Il paraît aujourd'hui impératif de renouer ce lien entre collectivités territoriales et services de l'État au travers d'un dialogue régulier sur des dossiers concrets permettant d'avancer en matière de simplification . C'est pourquoi il nous semble nécessaire de reprendre la recommandation de nos collègues et de l'élargir, conformément au voeu d'Alain Lambert et Jean-Claude Boulard, à l'ensemble du champ de la simplification. La création d'une telle instance, à laquelle il conviendrait d'associer les fonctionnaires territoriaux, présenterait l'intérêt non seulement de faciliter le dialogue à l'échelon local, mais aussi d'assurer un semblant de continuité dans la démarche locale de simplification et de contrebalancer les effets, souvent dévastateurs, en ce domaine comme dans d'autres, d'une rotation trop rapide des préfets. Pour jouer ce rôle de mémoire absolument essentiel, pour permettre aussi l'échange avec l'administration centrale, gage indispensable d'une prise en compte des difficultés locales par les ministères, cette instance devrait impérativement bénéficier d'un secrétariat stable, de bon niveau hiérarchique et, pourquoi pas, partagé entre représentants des collectivités et représentant de l'État.

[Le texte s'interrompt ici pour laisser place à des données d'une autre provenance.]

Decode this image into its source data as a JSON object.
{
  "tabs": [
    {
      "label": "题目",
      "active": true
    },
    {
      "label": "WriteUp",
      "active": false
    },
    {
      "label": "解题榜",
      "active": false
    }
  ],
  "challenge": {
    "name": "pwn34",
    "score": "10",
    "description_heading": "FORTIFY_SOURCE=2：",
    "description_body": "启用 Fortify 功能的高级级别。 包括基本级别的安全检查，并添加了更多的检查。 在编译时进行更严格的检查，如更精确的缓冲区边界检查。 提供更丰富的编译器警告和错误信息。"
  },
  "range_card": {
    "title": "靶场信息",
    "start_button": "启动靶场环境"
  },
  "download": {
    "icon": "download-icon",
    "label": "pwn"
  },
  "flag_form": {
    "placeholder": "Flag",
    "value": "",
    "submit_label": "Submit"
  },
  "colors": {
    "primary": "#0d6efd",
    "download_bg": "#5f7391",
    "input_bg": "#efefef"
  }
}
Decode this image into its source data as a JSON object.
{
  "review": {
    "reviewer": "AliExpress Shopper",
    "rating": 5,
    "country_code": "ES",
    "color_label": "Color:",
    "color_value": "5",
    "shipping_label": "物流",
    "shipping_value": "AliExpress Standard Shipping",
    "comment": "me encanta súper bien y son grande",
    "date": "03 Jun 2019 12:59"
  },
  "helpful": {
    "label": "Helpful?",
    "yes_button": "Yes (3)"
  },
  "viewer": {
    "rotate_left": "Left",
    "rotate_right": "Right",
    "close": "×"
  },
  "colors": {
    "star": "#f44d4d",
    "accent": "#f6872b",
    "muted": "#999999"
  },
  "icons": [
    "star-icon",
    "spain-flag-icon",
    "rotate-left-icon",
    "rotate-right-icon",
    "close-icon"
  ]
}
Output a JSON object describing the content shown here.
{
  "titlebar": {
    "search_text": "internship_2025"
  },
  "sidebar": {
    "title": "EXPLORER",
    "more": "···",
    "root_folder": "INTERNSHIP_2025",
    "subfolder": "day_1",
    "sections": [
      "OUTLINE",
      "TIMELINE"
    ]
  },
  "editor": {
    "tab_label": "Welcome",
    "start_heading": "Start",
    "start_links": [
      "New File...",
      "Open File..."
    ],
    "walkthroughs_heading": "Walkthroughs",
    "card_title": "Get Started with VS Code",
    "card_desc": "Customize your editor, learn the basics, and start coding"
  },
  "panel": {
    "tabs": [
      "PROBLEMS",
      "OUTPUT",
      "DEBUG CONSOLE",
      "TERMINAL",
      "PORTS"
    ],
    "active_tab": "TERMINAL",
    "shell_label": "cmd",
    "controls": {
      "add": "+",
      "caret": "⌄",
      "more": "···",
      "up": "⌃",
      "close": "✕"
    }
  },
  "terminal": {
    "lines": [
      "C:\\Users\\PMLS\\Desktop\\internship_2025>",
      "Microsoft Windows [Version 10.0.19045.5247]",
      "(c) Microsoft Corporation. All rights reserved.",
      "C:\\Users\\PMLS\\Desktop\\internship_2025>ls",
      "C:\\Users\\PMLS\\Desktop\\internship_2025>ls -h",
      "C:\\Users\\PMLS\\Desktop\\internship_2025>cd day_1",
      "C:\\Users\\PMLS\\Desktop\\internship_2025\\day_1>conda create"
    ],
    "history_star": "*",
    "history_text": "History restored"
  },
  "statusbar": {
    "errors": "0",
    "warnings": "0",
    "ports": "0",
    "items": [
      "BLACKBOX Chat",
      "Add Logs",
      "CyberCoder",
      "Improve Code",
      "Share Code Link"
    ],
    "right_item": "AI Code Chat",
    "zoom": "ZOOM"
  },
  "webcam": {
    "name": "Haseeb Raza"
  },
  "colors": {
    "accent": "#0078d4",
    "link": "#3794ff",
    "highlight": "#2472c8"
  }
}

Recommandation 2 : Instituer une instance départementale auprès du préfet, compétente en particulier pour donner un avis sur des cas complexes d'interprétation des normes, les dérogations sollicitées au titre décret du 29 décembre 2017, pour identifier les difficultés locales en matière de mise en oeuvre des normes, pour porter ses difficultés à la connaissance de l'administration centrale et faire des propositions de simplification des normes, des processus et des procédures.

Recommandation 3 : Cette instance départementale serait composée de représentants des services de l'État et des collectivités territoriales et devrait disposer d'un secrétariat stable de bon niveau hiérarchique, le cas échéant partagé entre représentants des collectivités et représentant de l'État.

En tout état de cause, il est fort difficile, en l'absence de tout suivi, de mesurer l'impact des instructions de 2013 et 2016. Gageons qu'elles ont pu, dans les mois suivant leur publication et dans certains départements, inciter les préfets et leurs services à une certaine souplesse. Il est néanmoins tout aussi probable que cette évolution n'a pas été perceptible partout sur le territoire national, et qu'elle n'a pas duré.


* 3 Cédric Groulier, « À propos de l' « interprétation facilitatrice des normes », Revue du Droit public , n° 1, janvier 2015 .

* 4 Gilles Jeannot, « Facilitation de la mise en oeuvre du droit et capacité d'action des fonctionnaires » , Revue française d'administration publique, 2016/1 N° 157.

* 5 L'association des collectivités territoriales aux décisions de l'État qui les concernent : la codécision plutôt que la concertation, rapport d'information n° 642 (2015-2016) de M. François Grosdidier et Mme Nelly Tocqueville, fait au nom de la délégation aux collectivités territoriales, déposé le 26 mai 2016.

* 6 Gilles Jeannot, ibid.

* 7 Droit de l'urbanisme et de la construction : l'urgence de simplifier, rapport d'information n° 720 (2015-2016) de MM. François Calvet et Marc Daunis, fait au nom de la délégation aux collectivités territoriales, déposé le 23 juin 2016.

* 8 Rapport inter-inspections , Évaluation des expérimentations de simplification en faveur des entreprises dans le domaine environnemental, décembre 2015.